On an interpolation problem in the class of functions of exponential type in a half-plane

Solvability conditions for interpolation problem $f(n)=d_{n},\quad n \in {\mathbb{N}} $ in the class of entire functions satisfying the condition $ \left| {f(z)} \right|\le e^{\pi \left| {\mathrm{Im}\,z} \right|+o\left( {\left| z \right|} \right)}, z\to \infty$ are well known. In the presented paper we study the interpolation problem $f(\lambda_ {n}) = d_ {n} $ in the class of exponential type functions in the half-plane. We find sufficient solvability conditions for the considerate problem. In particular, a sufficient part of Carleson's interpolation theorem is generalized and an analogue of a classic interpolation condition is found in the form
$$\sum\limits_{j = k}^{\infty} \mathrm{Re}\,\left( - \xi _{j} \frac{\lambda _{k} ^{2} - 1}{\lambda _{k} + \overline {\lambda_j}} \right) \le c_{3}, \qquad \xi _{j} : = \frac{\mathrm{Re}\,\lambda_j} {1 + \left| \lambda_j\right|^{2}}.$$
The necessity of sufficient conditions is also discussed.

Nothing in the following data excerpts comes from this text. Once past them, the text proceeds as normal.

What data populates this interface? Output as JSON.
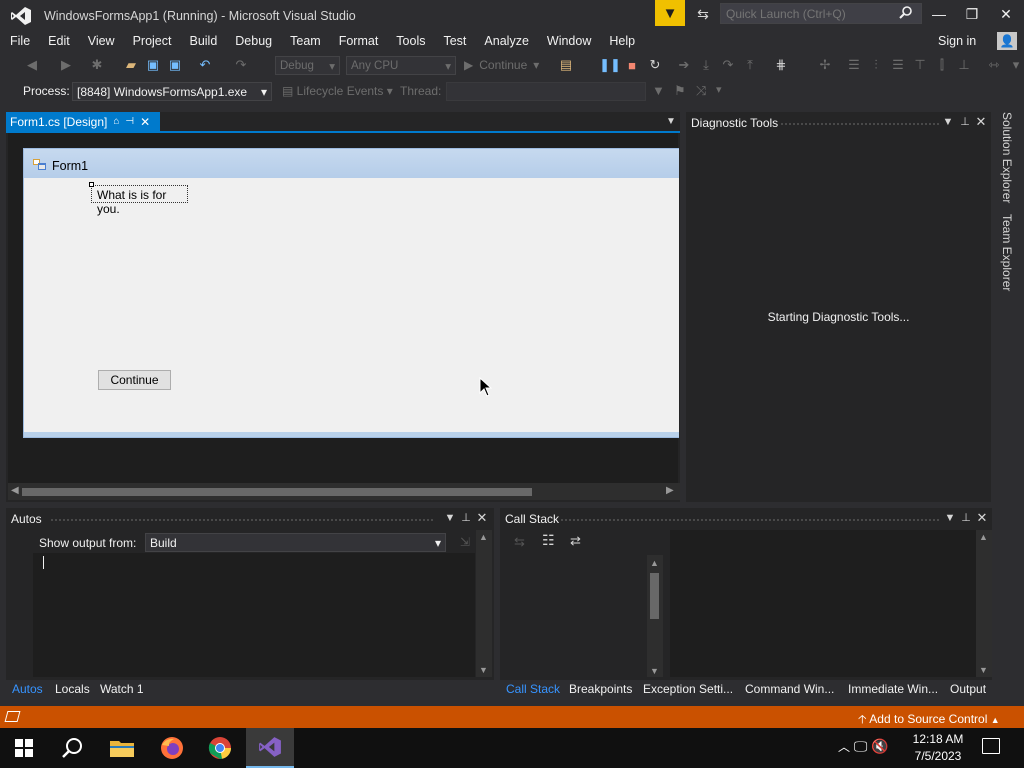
{
  "window": {
    "title": "WindowsFormsApp1 (Running) - Microsoft Visual Studio",
    "quick_launch_placeholder": "Quick Launch (Ctrl+Q)",
    "controls": {
      "minimize": "—",
      "maximize": "❐",
      "close": "✕"
    }
  },
  "menu": [
    "File",
    "Edit",
    "View",
    "Project",
    "Build",
    "Debug",
    "Team",
    "Format",
    "Tools",
    "Test",
    "Analyze",
    "Window",
    "Help"
  ],
  "account": {
    "signin": "Sign in"
  },
  "toolbar": {
    "config": "Debug",
    "platform": "Any CPU",
    "continue_label": "Continue"
  },
  "debug_location": {
    "process_label": "Process:",
    "process_value": "[8848] WindowsFormsApp1.exe",
    "lifecycle_label": "Lifecycle Events",
    "thread_label": "Thread:"
  },
  "document": {
    "tab_label": "Form1.cs [Design]",
    "form": {
      "title": "Form1",
      "label_text": "What is is for you.",
      "button_text": "Continue"
    }
  },
  "diagnostic": {
    "title": "Diagnostic Tools",
    "message": "Starting Diagnostic Tools..."
  },
  "side_tabs": [
    "Solution Explorer",
    "Team Explorer"
  ],
  "autos": {
    "title": "Autos",
    "show_output_label": "Show output from:",
    "output_source": "Build",
    "tabs": [
      "Autos",
      "Locals",
      "Watch 1"
    ],
    "active_tab": "Autos"
  },
  "callstack": {
    "title": "Call Stack",
    "tabs": [
      "Call Stack",
      "Breakpoints",
      "Exception Setti...",
      "Command Win...",
      "Immediate Win...",
      "Output"
    ],
    "active_tab": "Call Stack"
  },
  "status": {
    "source_control": "Add to Source Control",
    "color": "#ca5100"
  },
  "taskbar": {
    "apps": [
      "start-icon",
      "search-icon",
      "file-explorer-icon",
      "firefox-icon",
      "chrome-icon",
      "visual-studio-icon"
    ],
    "time": "12:18 AM",
    "date": "7/5/2023"
  },
  "colors": {
    "accent": "#007acc",
    "filter": "#f0c000"
  }
}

The results are applied to studying a problem on splitting and searching an analogue of the identity $2\cos z=\exp(-iz)+\exp(iz)$ for each function of exponential type in the half-plane. We prove that each holomorphic in the right-hand half-plane function $f$ obeying the , estimate $\left| {f(z)} \right|\le O(\exp(\sigma| \mathrm{Im}\,z|))$ can be represented in the form $f=f_1+f_2$ and the functions $f_1$ and $f_2$ holomorphic in the right-hand half-plane satisfy conditions
$$ \left| {f_1(z)} \right|\le O (\exp(| z|h_{-}(\varphi)))\quad\text{and} \left| {f_2(z)} \right|\le O(\exp(| z|h_{+}(\varphi))), $$
where $\sigma\in [0;+\infty)$, $z = re^{i\varphi}$,
$$h_{ +} (\varphi ) = \left\{ \begin{aligned} &\sigma {\left| {\sin \varphi} \right|}, && \varphi \in \left[0;\frac{\pi}{2}\right], \\ &0, &&\varphi \in \left[-\frac{\pi}{2};0\right], \end{aligned}\right. \qquad h_{ -} (\varphi ) = \left\{ \begin{aligned} &0, &&\varphi \in \left[0;\frac{\pi}{2}\right], \\ &\sigma {\left| {\sin \varphi} \right|}, && \varphi \in \left[ -\frac{\pi}{2};0\right]. \end{aligned}\right. $$
The paper uses methods works by L. Carleson, P. Jones, K. Kazaryan, K. Malyutin and other mathematicians.